On a clear, dark night in the Northern Hemisphere’s autumn, you can find the Andromeda galaxy without any equipment, a faint smudge of light overhead. It sits about 2.5 million light-years away, which means the light entering your eye tonight left Andromeda around 2.5 million years ago, long before there were any modern humans to look back at it. It is usually called the most distant thing the naked eye can see, and for most people looking for a steady object in the night sky, that is true. The full claim needs a small asterisk.
Start with what is solid, because the basic facts are striking enough without embellishment.
What you are actually seeing
Andromeda, catalogued as M31, is the nearest large spiral galaxy to our own and the brightest external galaxy in the night sky, leaving aside the Magellanic Clouds visible from the Southern Hemisphere. As EarthSky lays out, it shines at about magnitude 3.4, which is well within naked-eye range under a dark sky, though light pollution hides it easily.
It does not look like much. To the unaided eye it is a dim, elongated patch, easy to mistake for a faint cloud. That patch is a galaxy of roughly a trillion stars, and the only reason it appears so modest is the distance the light has crossed to reach you. The simplest way to find it is to locate the W of Cassiopeia, which points the way toward it.
Light older than our species
The age of that light is the part worth sitting with. Two and a half million years is far longer than our species has existed. Homo sapiens appeared only around 300,000 years ago, so the light now arriving left Andromeda well over two million years before the first modern human.
To place it more precisely, the photons reaching your eye tonight set out around the time early hominins were making stone tools, before the human story had clearly become the story of our own genus. Everything that counts as human history, and most of what counts as human prehistory, happened while that light was still in transit.
The “most distant” claim needs an asterisk
Andromeda is the conventional answer to what the naked eye can reach, and it is the farthest object most people will ever see unaided. It is not, strictly, the farthest that can be seen.

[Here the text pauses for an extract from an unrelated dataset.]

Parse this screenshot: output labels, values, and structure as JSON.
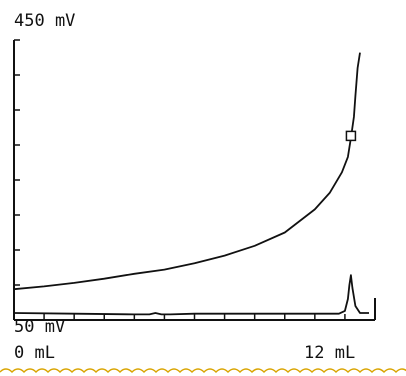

The Triangulum galaxy, M33, lies a little farther out, at roughly 2.7 to 2.9 million light-years, and at magnitude 5.7 it is just within reach of keen-eyed observers under exceptionally dark, clear skies. It is harder than Andromeda because it is turned face-on and its light is spread thin. There are even reports of experienced observers glimpsing still more distant galaxies, such as M81 in Ursa Major at around 12 million light-years, under exceptional conditions, though those are edge-of-vision claims rather than ordinary naked-eye sights.
And then there is the genuine record, which is not a galaxy at all. On 19 March 2008, a gamma-ray burst designated GRB 080319B flared brightly enough to be visible to the naked eye for about half a minute, from a distance of roughly 7.5 billion light-years, more than halfway across the observable universe. NASA called it the most distant object ever seen without optical aid. The catch is that it was a transient flash, an exploding star’s afterglow, gone in under a minute, not something you could ever go out and look for.
How to see it, and what it means
For a steady object you can actually plan to see, Andromeda remains the one. From a genuinely dark site in autumn in the Northern Hemisphere, with eyes given twenty minutes to adapt, it is not hard to pick out, and binoculars turn the smudge into an obvious oval. Averted vision, looking slightly to one side of it, helps, because the edges of our retinas are more sensitive to faint light.
What you are doing when you find it is plain enough to state without dressing up. With nothing but your own eyes, you are detecting light that crossed 2.5 million years of space to arrive, from a galaxy that was already ancient when our species was still millions of years from existing. It is the most distant thing most people will ever see, even if, on rare nights and rarer occasions, the eye has reached farther.